Proponents of the ban said such rentals contribute to higher rents for locals and an overall lack of affordable housing. Opponents said short-term rentals such as those offered via Airbnb help bring more tourism dollars not only to the city at large, but also to neighborhoods that tourists might not otherwise visit — resulting in local property owners getting a cut of that tourism pie.
Scooter Problems
Similar backlashes are playing out elsewhere — and not just for rental property.
Shared scooters have functioned as a reliable source of controversy as transportation transitions into more of a service offering. Among opponents’ main concerns? Storage of scooters along sidewalks, and potentially too many scooters getting in the way of pedestrians, bikes and even automobiles in crowded urban centers.

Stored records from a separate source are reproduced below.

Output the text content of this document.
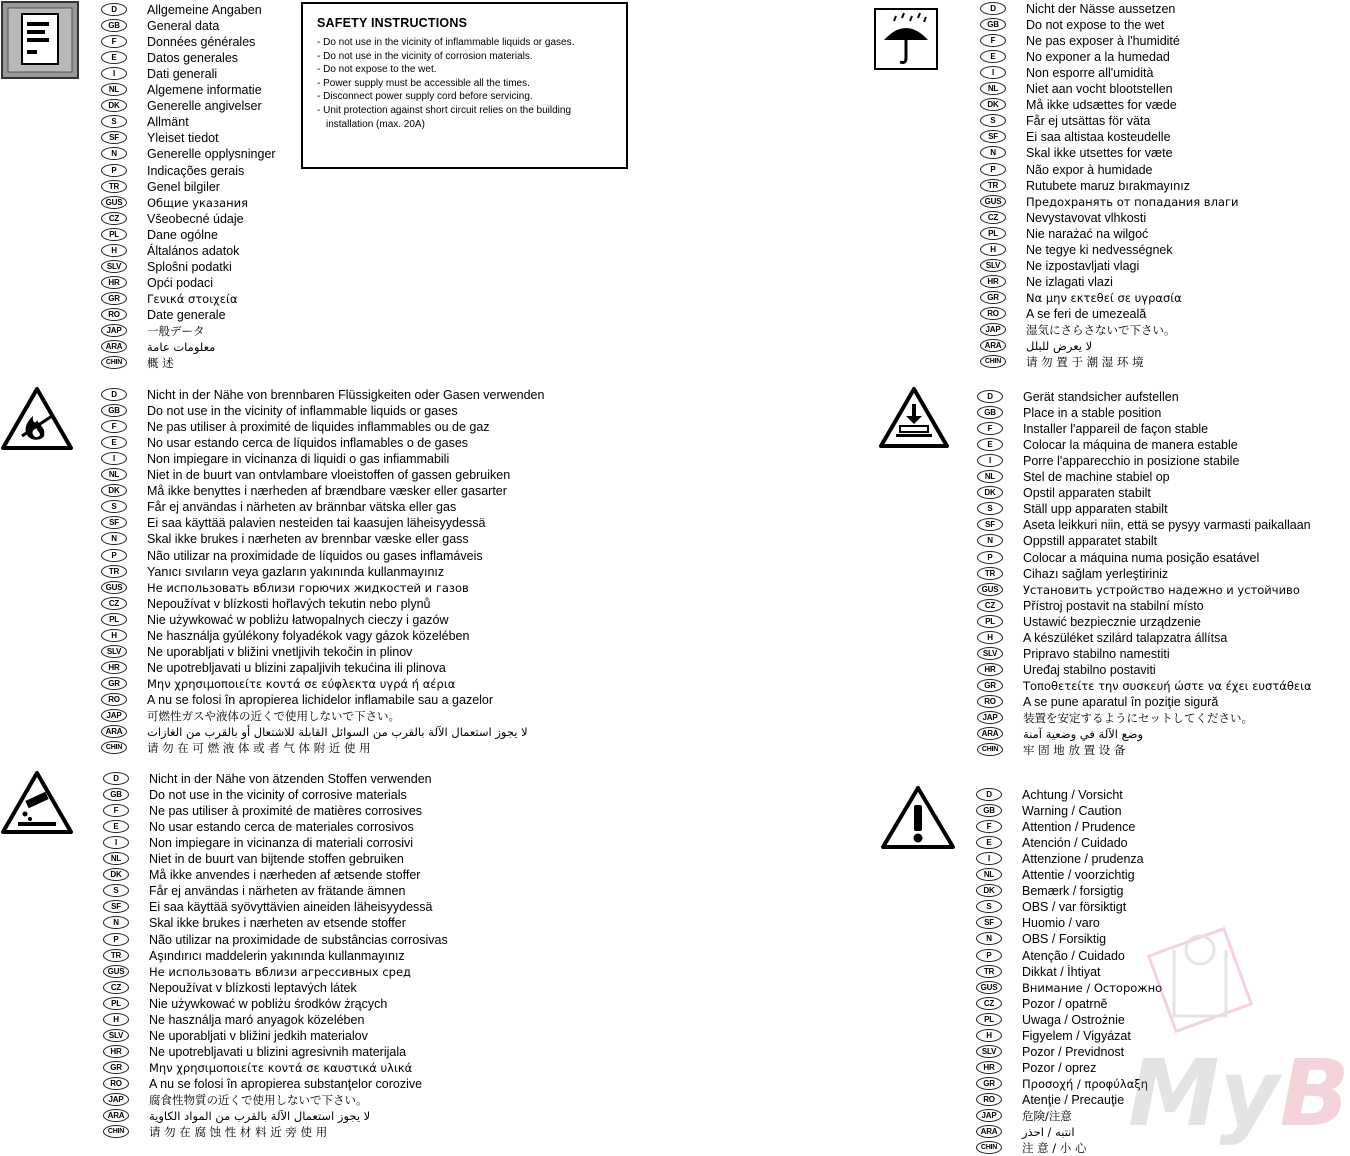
SAFETY INSTRUCTIONS
- Do not use in the vicinity of inflammable liquids or gases.
- Do not use in the vicinity of corrosion materials.
- Do not expose to the wet.
- Power supply must be accessible all the times.
- Disconnect power supply cord before servicing.
- Unit protection against short circuit relies on the building
installation (max. 20A)
D	Allgemeine Angaben
GB	General data
F	Données générales
E	Datos generales
I	Dati generali
NL	Algemene informatie
DK	Generelle angivelser
S	Allmänt
SF	Yleiset tiedot
N	Generelle opplysninger
P	Indicações gerais
TR	Genel bilgiler
GUS	Общие указания
CZ	Všeobecné údaje
PL	Dane ogólne
H	Általános adatok
SLV	Sploŝni podatki
HR	Opći podaci
GR	Γενικά στοιχεία
RO	Date generale
JAP	一般データ
ARA	معلومات عامة
CHIN	概 述
D	Nicht in der Nähe von brennbaren Flüssigkeiten oder Gasen verwenden
GB	Do not use in the vicinity of inflammable liquids or gases
F	Ne pas utiliser à proximité de liquides inflammables ou de gaz
E	No usar estando cerca de líquidos inflamables o de gases
I	Non impiegare in vicinanza di liquidi o gas infiammabili
NL	Niet in de buurt van ontvlambare vloeistoffen of gassen gebruiken
DK	Må ikke benyttes i nærheden af brændbare væsker eller gasarter
S	Får ej användas i närheten av brännbar vätska eller gas
SF	Ei saa käyttää palavien nesteiden tai kaasujen läheisyydessä
N	Skal ikke brukes i nærheten av brennbar væske eller gass
P	Não utilizar na proximidade de líquidos ou gases inflamáveis
TR	Yanıcı sıvıların veya gazların yakınında kullanmayınız
GUS	Не использовать вблизи горючих жидкостей и газов
CZ	Nepoužívat v blízkosti hořlavých tekutin nebo plynů
PL	Nie używkować w pobliżu łatwopalnych cieczy i gazów
H	Ne használja gyúlékony folyadékok vagy gázok közelében
SLV	Ne uporabljati v bližini vnetljivih tekočin in plinov
HR	Ne upotrebljavati u blizini zapaljivih tekućina ili plinova
GR	Μην χρησιμοποιείτε κοντά σε εύφλεκτα υγρά ή αέρια
RO	A nu se folosi în apropierea lichidelor inflamabile sau a gazelor
JAP	可燃性ガスや液体の近くで使用しないで下さい。
ARA	لا يجوز استعمال الآلة بالقرب من السوائل القابلة للاشتعال أو بالقرب من الغازات
CHIN	请 勿 在 可 燃 液 体 或 者 气 体 附 近 使 用
D	Nicht in der Nähe von ätzenden Stoffen verwenden
GB	Do not use in the vicinity of corrosive materials
F	Ne pas utiliser à proximité de matières corrosives
E	No usar estando cerca de materiales corrosivos
I	Non impiegare in vicinanza di materiali corrosivi
NL	Niet in de buurt van bijtende stoffen gebruiken
DK	Må ikke anvendes i nærheden af ætsende stoffer
S	Får ej användas i närheten av frätande ämnen
SF	Ei saa käyttää syövyttävien aineiden läheisyydessä
N	Skal ikke brukes i nærheten av etsende stoffer
P	Não utilizar na proximidade de substâncias corrosivas
TR	Aşındırıcı maddelerin yakınında kullanmayınız
GUS	Не использовать вблизи агрессивных сред
CZ	Nepoužívat v blízkosti leptavých látek
PL	Nie używkować w pobliżu środków żrących
H	Ne használja maró anyagok közelében
SLV	Ne uporabljati v bližini jedkih materialov
HR	Ne upotrebljavati u blizini agresivnih materijala
GR	Μην χρησιμοποιείτε κοντά σε καυστικά υλικά
RO	A nu se folosi în apropierea substanţelor corozive
JAP	腐食性物質の近くで使用しないで下さい。
ARA	لا يجوز استعمال الآلة بالقرب من المواد الكاوية
CHIN	请 勿 在 腐 蚀 性 材 料 近 旁 使 用
D	Nicht der Nässe aussetzen
GB	Do not expose to the wet
F	Ne pas exposer à l'humidité
E	No exponer a la humedad
I	Non esporre all'umidità
NL	Niet aan vocht blootstellen
DK	Må ikke udsættes for væde
S	Får ej utsättas för väta
SF	Ei saa altistaa kosteudelle
N	Skal ikke utsettes for væte
P	Não expor à humidade
TR	Rutubete maruz bırakmayınız
GUS	Предохранять от попадания влаги
CZ	Nevystavovat vlhkosti
PL	Nie narażać na wilgoć
H	Ne tegye ki nedvességnek
SLV	Ne izpostavljati vlagi
HR	Ne izlagati vlazi
GR	Να μην εκτεθεί σε υγρασία
RO	A se feri de umezeală
JAP	湿気にさらさないで下さい。
ARA	لا يعرض للبلل
CHIN	请 勿 置 于 潮 湿 环 境
D	Gerät standsicher aufstellen
GB	Place in a stable position
F	Installer l'appareil de façon stable
E	Colocar la máquina de manera estable
I	Porre l'apparecchio in posizione stabile
NL	Stel de machine stabiel op
DK	Opstil apparaten stabilt
S	Ställ upp apparaten stabilt
SF	Aseta leikkuri niin, että se pysyy varmasti paikallaan
N	Oppstill apparatet stabilt
P	Colocar a máquina numa posição esatável
TR	Cihazı sağlam yerleştiriniz
GUS	Установить устройство надежно и устойчиво
CZ	Přístroj postavit na stabilní místo
PL	Ustawić bezpiecznie urządzenie
H	A készüléket szilárd talapzatra állítsa
SLV	Pripravo stabilno namestiti
HR	Uređaj stabilno postaviti
GR	Τοποθετείτε την συσκευή ώστε να έχει ευστάθεια
RO	A se pune aparatul în poziţie sigură
JAP	装置を安定するようにセットしてください。
ARA	وضع الآلة في وضعية آمنة
CHIN	牢 固 地 放 置 设 备
D	Achtung / Vorsicht
GB	Warning / Caution
F	Attention / Prudence
E	Atención / Cuidado
I	Attenzione / prudenza
NL	Attentie / voorzichtig
DK	Bemærk / forsigtig
S	OBS / var försiktigt
SF	Huomio / varo
N	OBS / Forsiktig
P	Atenção / Cuidado
TR	Dikkat / İhtiyat
GUS	Внимание / Осторожно
CZ	Pozor / opatrně
PL	Uwaga / Ostrożnie
H	Figyelem / Vigyázat
SLV	Pozor / Previdnost
HR	Pozor / oprez
GR	Προσοχή / προφύλαξη
RO	Atenţie / Precauţie
JAP	危険/注意
ARA	انتبه / احذر
CHIN	注 意 / 小 心
MyB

Those controversies have notably played out in San Francisco, though other cities, including Chicago and Los Angeles, are going through them at their own pace.

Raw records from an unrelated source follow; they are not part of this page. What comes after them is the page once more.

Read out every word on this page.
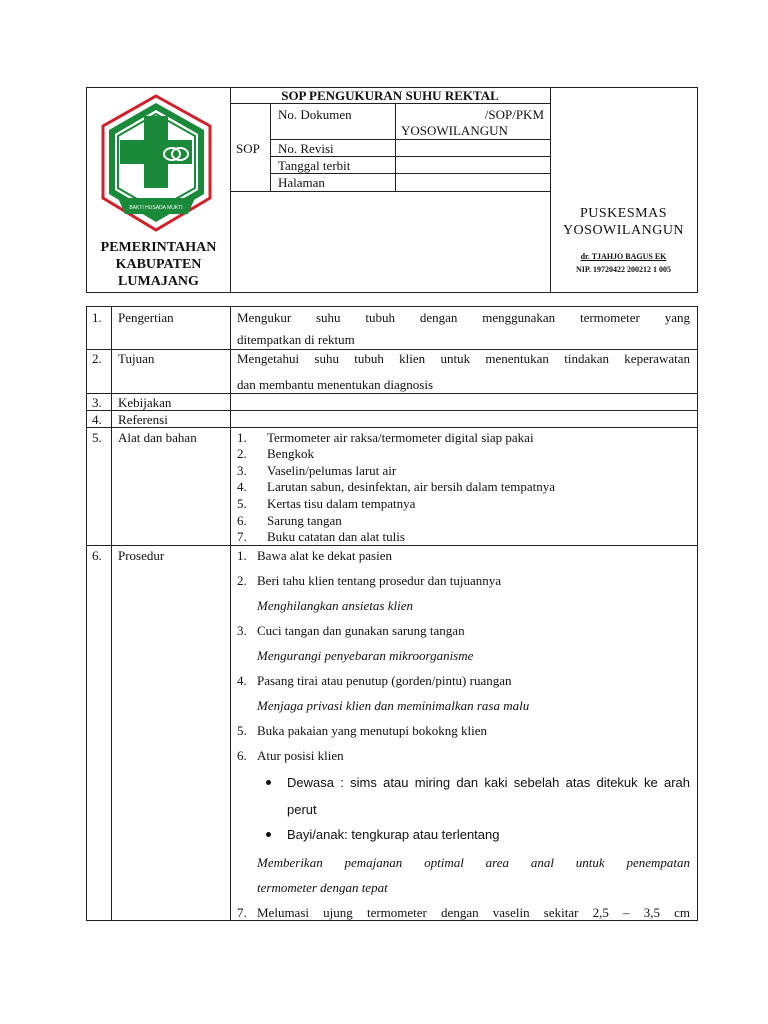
BAKTI HUSADA MUKTI
PEMERINTAHAN
KABUPATEN
LUMAJANG
SOP PENGUKURAN SUHU REKTAL
SOP
No. Dokumen	/SOP/PKM
YOSOWILANGUN
No. Revisi
Tanggal terbit
Halaman
PUSKESMAS
YOSOWILANGUN
dr. TJAHJO BAGUS EK
NIP. 19720422 200212 1 005
1. Pengertian	Mengukur suhu tubuh dengan menggunakan termometer yang
ditempatkan di rektum
2. Tujuan	Mengetahui suhu tubuh klien untuk menentukan tindakan keperawatan
dan membantu menentukan diagnosis
3. Kebijakan
4. Referensi
5. Alat dan bahan	1. Termometer air raksa/termometer digital siap pakai
2. Bengkok
3. Vaselin/pelumas larut air
4. Larutan sabun, desinfektan, air bersih dalam tempatnya
5. Kertas tisu dalam tempatnya
6. Sarung tangan
7. Buku catatan dan alat tulis
6. Prosedur	1. Bawa alat ke dekat pasien
2. Beri tahu klien tentang prosedur dan tujuannya
Menghilangkan ansietas klien
3. Cuci tangan dan gunakan sarung tangan
Mengurangi penyebaran mikroorganisme
4. Pasang tirai atau penutup (gorden/pintu) ruangan
Menjaga privasi klien dan meminimalkan rasa malu
5. Buka pakaian yang menutupi bokokng klien
6. Atur posisi klien
Dewasa : sims atau miring dan kaki sebelah atas ditekuk ke arah
perut
Bayi/anak: tengkurap atau terlentang
Memberikan pemajanan optimal area anal untuk penempatan
termometer dengan tepat
7. Melumasi ujung termometer dengan vaselin sekitar 2,5 – 3,5 cm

Those efforts come amid a fresh sign that the novelty of the sharing economy is wearing off for some consumers. According to another report, “A new survey from Allianz has revealed that the popularity of sharing economy services in the U.S. is down this year compared to 2017, particularly with millennials, and that baby boomers are now the new drivers of the movement.” Not only that, but “it seems that Gen Xers are driving the largest downward trend in usage, with only 41 per cent saying they will use sharing economy services this summer — down from 60 percent two years ago — while 63 per cent of millennials are planning to use such services this summer (down from 77 per cent from two years ago).”
None of this is meant to imply that the collective power of all these backlashes will knock the sharing economy off its track toward more growth. In fact, it is expected to produce global revenue of $335 billion by 2025, up from $15 billion in 2015, according to one recent estimate. And investors are still pouring capital into companies operating in the sector. One example is Drivezy, the India-based carsharing startup, which is in the process of raising $100 million in equity funding and $400 million in asset financing as it seeks to expand.
The sharing economy remains a work in progress, and as the new law in Puerto Rico shows, authories have a keen interest in its development.